Getting to know your data

  1. Now, take a look at the raw data directory.

     ls /share/workshop/meta_workshop/$USER/meta_example/00-RawData
    

    You will see a list of the contents of each directory.

     ls *
    

    Lets get a better look at all the files in all of the directories.

     ls -lah */*
    
  2. View the contents of the files using the ‘less’ command, when gzipped used ‘zless’ (which is just the ‘less’ command for gzipped files):

     cd 00-RawData
     zless ANG_301_DNA_1.fastq.gz
    

    Make sure you can identify which lines correspond to a read and which lines are the header, sequence, and quality values. Press ‘q’ to exit this screen.

  3. Then, let’s figure out the number of reads in this file. A simple way to do that is to count the number of lines and divide by 4 (because the record of each read uses 4 lines). In order to do this use cat to output the uncompressed file and pipe that to “wc” to count the number of lines:

     zcat ANG_301_DNA_1.fastq.gz | wc -l
    

    Divide this number by 4 and you have the number of reads in this file.

  4. One more thing to try is to figure out the length of the reads without counting each nucleotide. First get the first 4 lines of the file (i.e. the first record):

     zcat ANG_301_DNA_1.fastq.gz  | head -2 | tail -1
    

    Note the header lines (1st and 3rd line) and sequence and quality lines (2nd and 4th) in each 4-line fastq block.
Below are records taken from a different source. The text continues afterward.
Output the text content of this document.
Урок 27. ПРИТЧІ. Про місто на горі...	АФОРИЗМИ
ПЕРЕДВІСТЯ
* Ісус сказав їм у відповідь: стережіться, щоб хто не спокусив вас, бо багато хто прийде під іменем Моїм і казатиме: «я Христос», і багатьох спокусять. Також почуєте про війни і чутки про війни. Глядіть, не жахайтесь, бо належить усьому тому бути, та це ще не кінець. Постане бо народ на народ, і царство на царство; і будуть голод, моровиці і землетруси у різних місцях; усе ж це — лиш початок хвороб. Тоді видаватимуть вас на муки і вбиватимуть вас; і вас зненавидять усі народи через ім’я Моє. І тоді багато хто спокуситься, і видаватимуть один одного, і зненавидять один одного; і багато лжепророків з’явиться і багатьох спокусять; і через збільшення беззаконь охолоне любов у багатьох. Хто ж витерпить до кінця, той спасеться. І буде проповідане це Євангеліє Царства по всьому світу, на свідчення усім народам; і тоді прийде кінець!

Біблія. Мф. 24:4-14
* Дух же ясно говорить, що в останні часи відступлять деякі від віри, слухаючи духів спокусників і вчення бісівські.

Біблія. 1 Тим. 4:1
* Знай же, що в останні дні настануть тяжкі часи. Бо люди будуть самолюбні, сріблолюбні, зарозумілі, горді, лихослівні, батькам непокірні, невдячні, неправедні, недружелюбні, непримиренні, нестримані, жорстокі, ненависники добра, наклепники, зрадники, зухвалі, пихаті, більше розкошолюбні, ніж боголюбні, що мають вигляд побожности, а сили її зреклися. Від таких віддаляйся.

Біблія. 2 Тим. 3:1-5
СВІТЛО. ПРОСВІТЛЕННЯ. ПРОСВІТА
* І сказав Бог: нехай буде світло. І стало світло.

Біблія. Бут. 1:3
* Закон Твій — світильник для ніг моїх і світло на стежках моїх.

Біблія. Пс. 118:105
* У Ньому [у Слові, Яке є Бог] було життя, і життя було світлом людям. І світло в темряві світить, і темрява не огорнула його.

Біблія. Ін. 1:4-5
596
  5. Then, copy and paste the DNA sequence line into the following command (replace [sequence] with the line):

     echo -n [sequence] | wc -c
    

    This will give you the length of the read. Also can do the bash one liner:

     echo -n $(zcat ANG_301_DNA_1.fastq.gz  | head -2 | tail -1) | wc -c
    

Prepare our experiment folder for analysis

Now go back to your ‘meta_example’ directory and create one directory called ‘01-HTS_Preproc’:

cd /share/workshop/meta_workshop/$USER/meta_example
mkdir References
mkdir 01-HTS_Preproc

The results of our preprocessing steps will be put into the 01-HTS_Preproc directory. The next step after that will go into a “02-…” directory, etc. You can collect scripts that perform each step, and notes and metadata relevant for each step, in the directory for that step. This way anyone looking to replicate your analysis has limited places to search for the commands you used. In addition, you may want to change the permissions on your original 00-RawData directory to “read only”, so that you can never accidentally corrupt (or delete) your raw data. We won’t worry about this here, because we’ve linked in sample folders. Your directory should then look like the below:

$ ls
00-RawData  01-HTS_Preproc  References  scripts

Questions you should now be able to answer.

  1. How many reads are in the sample you checked?
  2. How many basepairs is R1, how many is R2?